Video has become ubiquitous on the Internet, TV, as well as personal devices. Recognition of video content has been a fundamental challenge in computer vision for decades, where previous research predominantly focused on recognizing videos using a predefined yet limited vocabulary. Thanks to the recent development of deep learning techniques, researchers in vision and NLP communities are now striving to bridge videos with natural language in order to move beyond classification to interpretation, which should be regarded as the ultimate goal of video understanding. We will present recent advances in exploring the synergy of video understanding and language processing techniques, including video-language alignment, language localization in videos, video captioning, and video emotion analysis.

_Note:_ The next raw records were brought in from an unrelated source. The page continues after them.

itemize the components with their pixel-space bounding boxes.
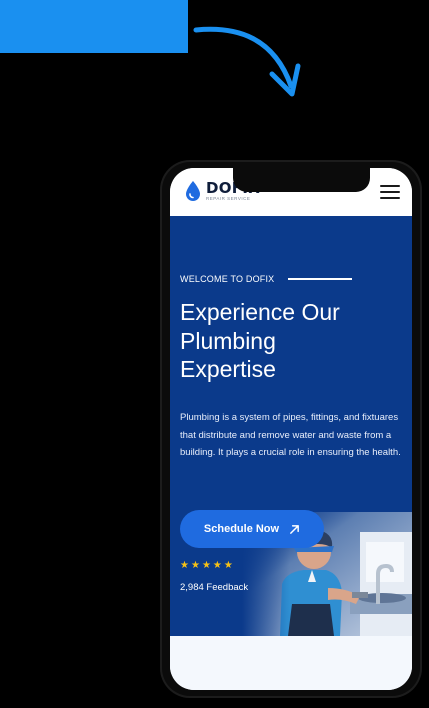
- curved-arrow-icon: [193, 26, 301, 97]
- menu-line: [380, 191, 400, 193]
- star-icon: ★: [223, 560, 233, 571]
- menu-line: [380, 197, 400, 199]
- hero-title-line: Expertise: [180, 356, 276, 382]
- hamburger-menu-icon[interactable]: [380, 185, 400, 199]
- screenshot-stage: DOFIX REPAIR SERVICE WELCOME TO DOFIX Ex…: [0, 0, 429, 708]
- hero-title: Experience Our Plumbing Expertise: [180, 298, 400, 384]
- hero-title-line: Plumbing: [180, 327, 276, 354]
- star-icon: ★: [212, 560, 222, 571]
- feedback-count: 2,984 Feedback: [180, 582, 249, 593]
- rating-stars: ★ ★ ★ ★ ★: [180, 561, 233, 571]
- brand-tagline: REPAIR SERVICE: [206, 195, 251, 201]
- hero-eyebrow: WELCOME TO DOFIX: [180, 274, 353, 284]
- star-icon: ★: [201, 560, 211, 571]
- phone-mockup: DOFIX REPAIR SERVICE WELCOME TO DOFIX Ex…: [160, 160, 422, 698]
- phone-notch: [233, 168, 370, 192]
- star-icon: ★: [190, 560, 200, 571]
- eyebrow-divider: [288, 278, 353, 280]
- arrow-up-right-icon: [290, 524, 299, 534]
- page-body: [170, 636, 412, 690]
- water-drop-icon: [186, 181, 200, 201]
- hero-section: WELCOME TO DOFIX Experience Our Plumbing…: [170, 216, 412, 636]
- menu-line: [380, 185, 400, 187]
- cta-label: Schedule Now: [203, 523, 280, 535]
- schedule-now-button[interactable]: Schedule Now: [180, 510, 324, 548]
- eyebrow-text: WELCOME TO DOFIX: [180, 274, 275, 284]
- blue-label-tag: [0, 0, 188, 53]
- hero-description: Plumbing is a system of pipes, fittings,…: [180, 412, 401, 458]
- phone-screen: DOFIX REPAIR SERVICE WELCOME TO DOFIX Ex…: [170, 168, 412, 690]
- hero-title-line: Experience Our: [180, 299, 340, 325]
- star-icon: ★: [180, 560, 189, 571]
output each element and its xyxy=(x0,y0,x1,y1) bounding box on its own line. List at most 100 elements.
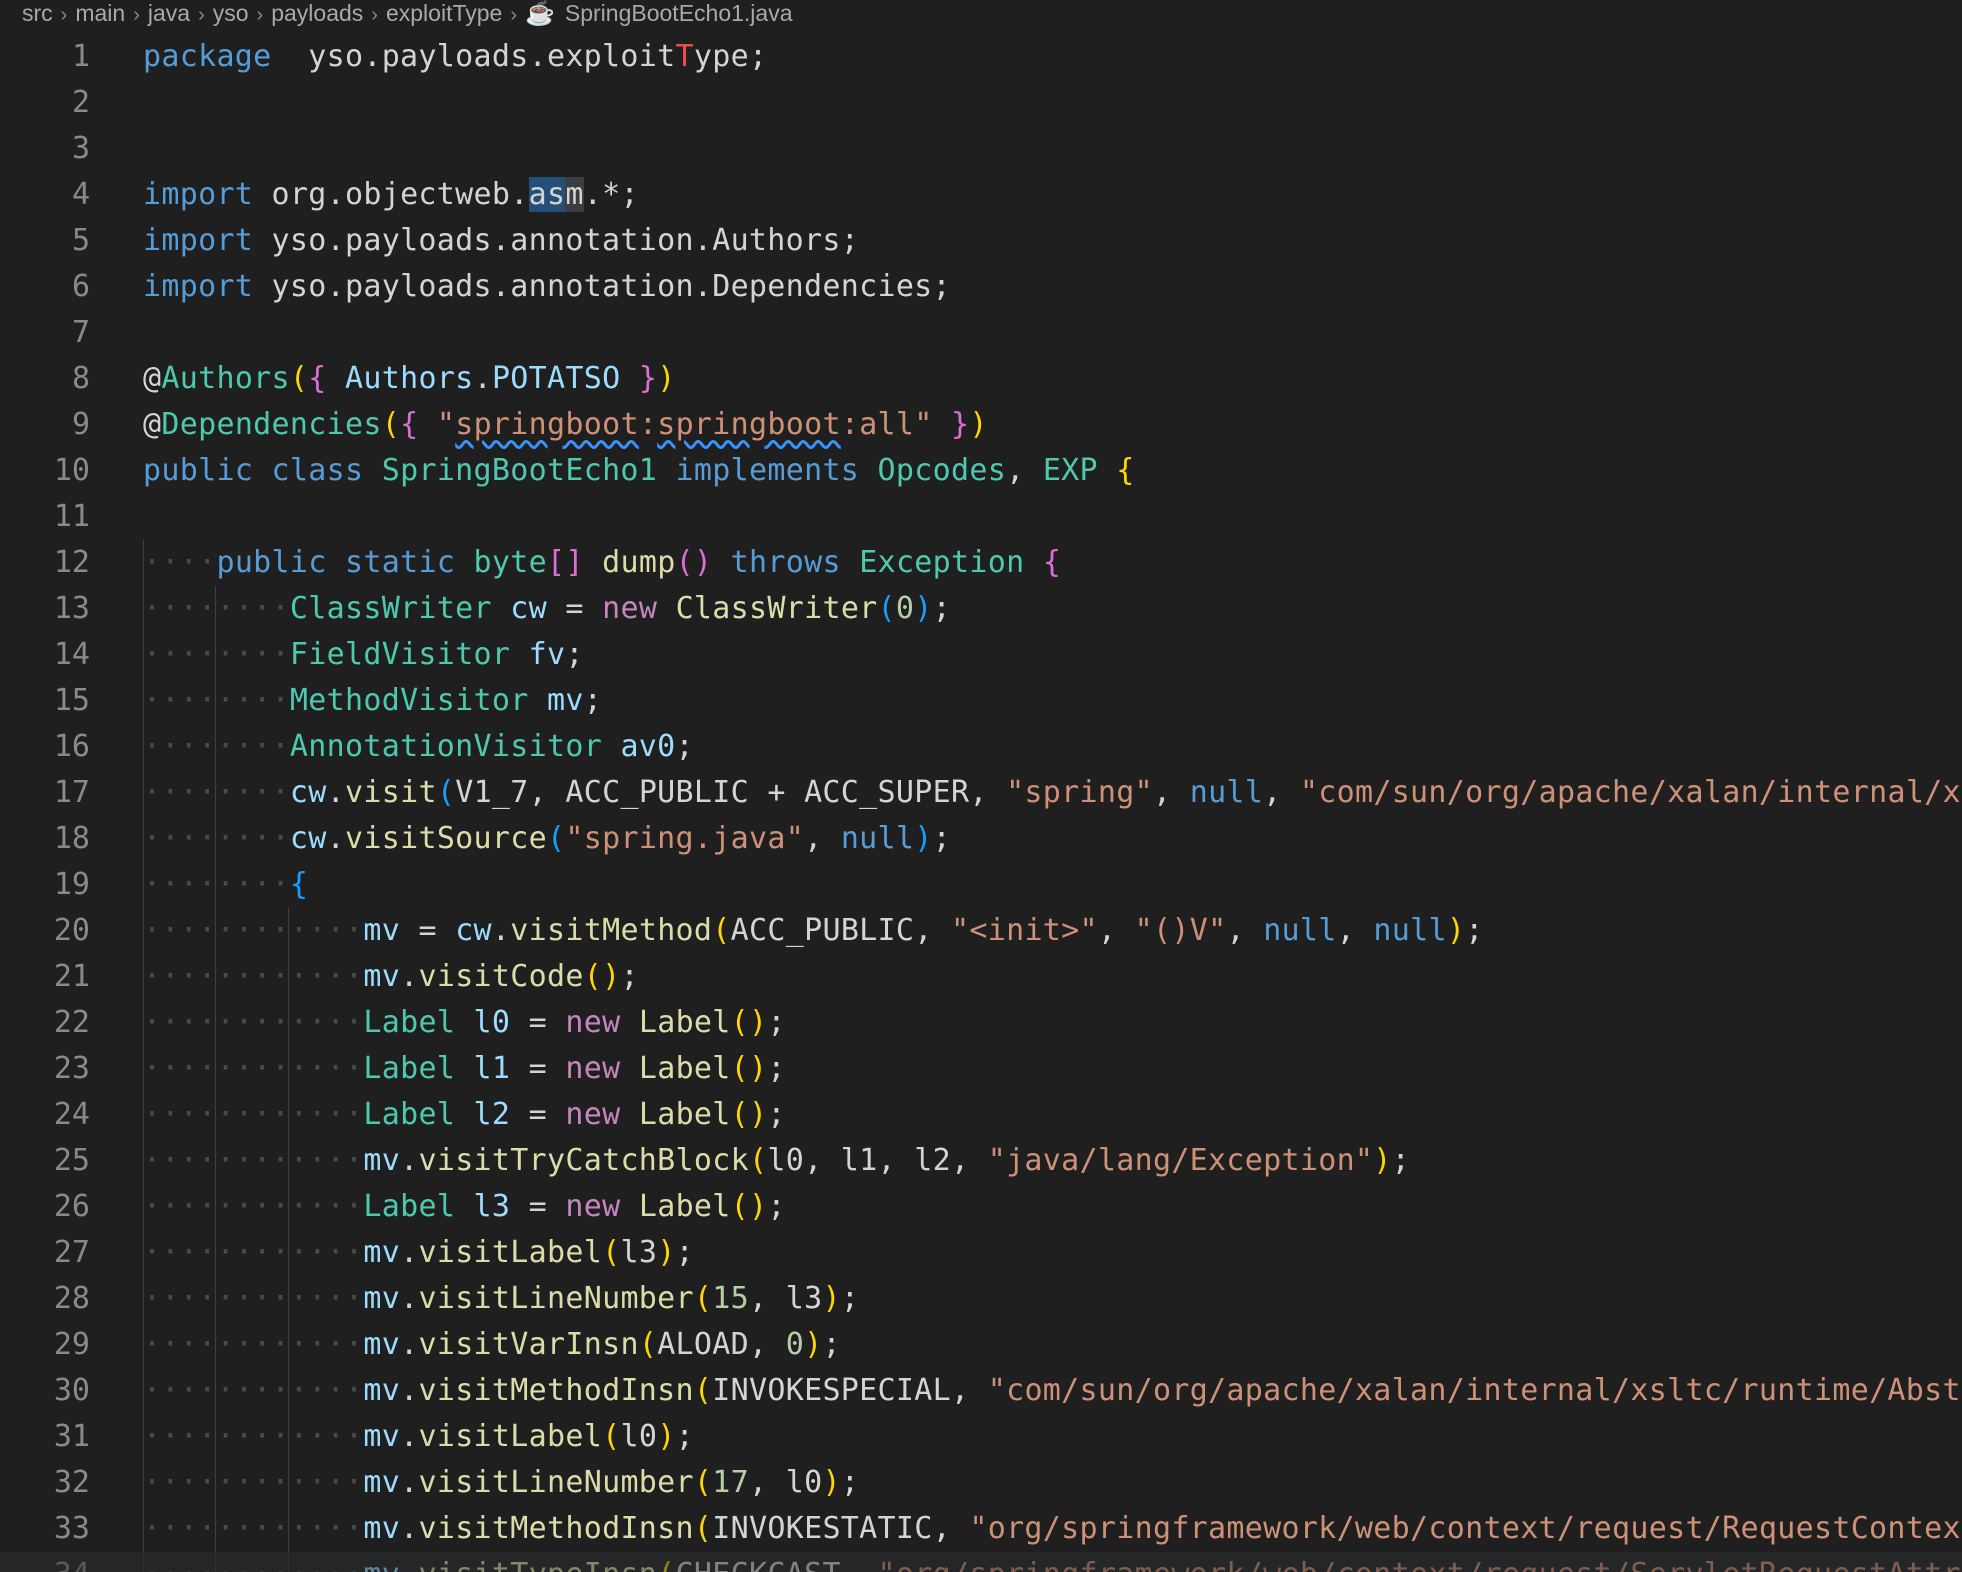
code-token: ; xyxy=(620,959,639,994)
breadcrumb-item[interactable]: payloads xyxy=(271,0,363,26)
code-token: ) xyxy=(804,1327,823,1362)
indent-guide xyxy=(215,1460,217,1506)
line-number: 10 xyxy=(53,453,90,488)
code-token: .*; xyxy=(583,177,639,212)
code-line[interactable]: 7 xyxy=(0,310,1962,356)
breadcrumb-item[interactable]: main xyxy=(75,0,125,26)
code-line[interactable]: 33 ···· ···· ···· mv.visitMethodInsn(INVOKES… xyxy=(0,1506,1962,1552)
code-text: ···· ···· ···· Label l2 = new Label(); xyxy=(143,1092,786,1138)
code-text: ···· ···· ···· Label l0 = new Label(); xyxy=(143,1000,786,1046)
code-token: mv xyxy=(363,1557,400,1572)
code-line[interactable]: 3 xyxy=(0,126,1962,172)
indent-guide xyxy=(287,954,289,1000)
code-line[interactable]: 26 ···· ···· ···· Label l3 = new Label(); xyxy=(0,1184,1962,1230)
code-line[interactable]: 20 ···· ···· ···· mv = cw.visitMethod(ACC_PU… xyxy=(0,908,1962,954)
line-number: 5 xyxy=(71,223,90,258)
whitespace-marker: ···· xyxy=(143,867,217,902)
line-number: 2 xyxy=(71,85,90,120)
code-line[interactable]: 15 ···· ···· MethodVisitor mv; xyxy=(0,678,1962,724)
code-line[interactable]: 6 import yso.payloads.annotation.Dependen… xyxy=(0,264,1962,310)
whitespace-marker: ···· xyxy=(143,1327,217,1362)
code-text: ···· ···· ···· mv.visitLabel(l0); xyxy=(143,1414,694,1460)
code-line[interactable]: 8 @Authors({ Authors.POTATSO }) xyxy=(0,356,1962,402)
code-line[interactable]: 19 ···· ····{ xyxy=(0,862,1962,908)
code-token: "com/sun/org/apache/xalan/internal/xsltc… xyxy=(987,1373,1962,1408)
chevron-right-icon: › xyxy=(256,3,264,26)
code-line[interactable]: 21 ···· ···· ···· mv.visitCode(); xyxy=(0,954,1962,1000)
line-number: 1 xyxy=(71,39,90,74)
code-line[interactable]: 24 ···· ···· ···· Label l2 = new Label(); xyxy=(0,1092,1962,1138)
code-line[interactable]: 12 ···· public static byte[] dump() throws… xyxy=(0,540,1962,586)
code-line[interactable]: 23 ···· ···· ···· Label l1 = new Label(); xyxy=(0,1046,1962,1092)
code-token: visitTypeInsn xyxy=(418,1557,657,1572)
code-line[interactable]: 10 public class SpringBootEcho1 implement… xyxy=(0,448,1962,494)
code-line[interactable]: 29 ···· ···· ···· mv.visitVarInsn(ALOAD, 0); xyxy=(0,1322,1962,1368)
code-text: ···· ···· ···· mv.visitLineNumber(17, l0); xyxy=(143,1460,859,1506)
code-line[interactable]: 5 import yso.payloads.annotation.Authors; xyxy=(0,218,1962,264)
code-token: l0 xyxy=(620,1419,658,1454)
code-line[interactable]: 32 ···· ···· ···· mv.visitLineNumber(17, l0)… xyxy=(0,1460,1962,1506)
code-token: import xyxy=(143,223,254,258)
indent-guide xyxy=(215,1184,217,1230)
whitespace-marker: ···· xyxy=(216,959,290,994)
code-token: ; xyxy=(840,1465,860,1500)
code-line[interactable]: 11 xyxy=(0,494,1962,540)
indent-guide xyxy=(215,1230,217,1276)
breadcrumb-file[interactable]: SpringBootEcho1.java xyxy=(565,0,793,26)
indent-guide xyxy=(215,954,217,1000)
code-token: () xyxy=(583,959,621,994)
code-token: l1 xyxy=(473,1051,511,1086)
code-line[interactable]: 28 ···· ···· ···· mv.visitLineNumber(15, l3)… xyxy=(0,1276,1962,1322)
code-line[interactable]: 16 ···· ···· AnnotationVisitor av0; xyxy=(0,724,1962,770)
code-text: import yso.payloads.annotation.Dependenc… xyxy=(143,264,951,310)
indent-guide xyxy=(143,1000,144,1046)
code-line[interactable]: 13 ···· ···· ClassWriter cw = new ClassWrit… xyxy=(0,586,1962,632)
code-line[interactable]: 14 ···· ···· FieldVisitor fv; xyxy=(0,632,1962,678)
code-line[interactable]: 22 ···· ···· ···· Label l0 = new Label(); xyxy=(0,1000,1962,1046)
code-line[interactable]: 1 package yso.payloads.exploitType; xyxy=(0,34,1962,80)
line-number: 33 xyxy=(53,1511,90,1546)
breadcrumb-item[interactable]: src xyxy=(22,0,53,26)
code-line[interactable]: 17 ···· ···· cw.visit(V1_7, ACC_PUBLIC + AC… xyxy=(0,770,1962,816)
code-line[interactable]: 18 ···· ···· cw.visitSource("spring.java", … xyxy=(0,816,1962,862)
code-token: ) xyxy=(914,591,933,626)
indent-guide xyxy=(215,1552,217,1572)
whitespace-marker: ···· xyxy=(289,1097,364,1132)
code-line[interactable]: 31 ···· ···· ···· mv.visitLabel(l0); xyxy=(0,1414,1962,1460)
line-number: 8 xyxy=(71,361,90,396)
code-token: visitLineNumber xyxy=(418,1281,694,1316)
whitespace-marker: ···· xyxy=(289,959,364,994)
whitespace-marker: ···· xyxy=(216,1557,289,1572)
whitespace-marker: ···· xyxy=(216,591,290,626)
code-token: mv xyxy=(363,1465,401,1500)
code-token: cw xyxy=(510,591,547,626)
indent-guide xyxy=(287,1506,289,1552)
code-line[interactable]: 4 import org.objectweb.asm.*; xyxy=(0,172,1962,218)
code-text: import org.objectweb.asm.*; xyxy=(143,172,639,218)
whitespace-marker: ···· xyxy=(289,1143,364,1178)
code-line[interactable]: 25 ···· ···· ···· mv.visitTryCatchBlock(l0, … xyxy=(0,1138,1962,1184)
breadcrumb-item[interactable]: exploitType xyxy=(386,0,502,26)
whitespace-marker: ···· xyxy=(143,775,217,810)
breadcrumb-item[interactable]: yso xyxy=(213,0,249,26)
whitespace-marker: ···· xyxy=(216,1005,290,1040)
code-token: Label xyxy=(363,1051,456,1086)
code-token: " xyxy=(418,407,456,442)
indent-guide xyxy=(215,1000,217,1046)
code-line[interactable]: 2 xyxy=(0,80,1962,126)
chevron-right-icon: › xyxy=(510,3,517,26)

Professor Jiebo Luo joined the University of Rochester in 2011 after a prolific career of over fifteen years at Kodak Research Laboratories. He has been involved in numerous technical conferences, including serving as the program co-chair of ACM Multimedia 2010, IEEE CVPR 2012, and IEEE ICIP 2017. He has served on the editorial boards of the IEEE Transactions on Pattern Analysis and Machine Intelligence (TPAMI), IEEE Transactions on Multimedia (TMM), IEEE Transactions on Circuits and Systems for Video Technology (TCSVT), IEEE Transactions on Big Data (TBD), ACM Transactions on Intelligent Systems and Technology (TIST), Pattern Recognition, Knowledge and Information Systems (KAIS), Machine Vision and Applications, and Journal of Electronic Imaging. He is a Fellow of the ACM, AAAI, IEEE, IAPR and SPIE.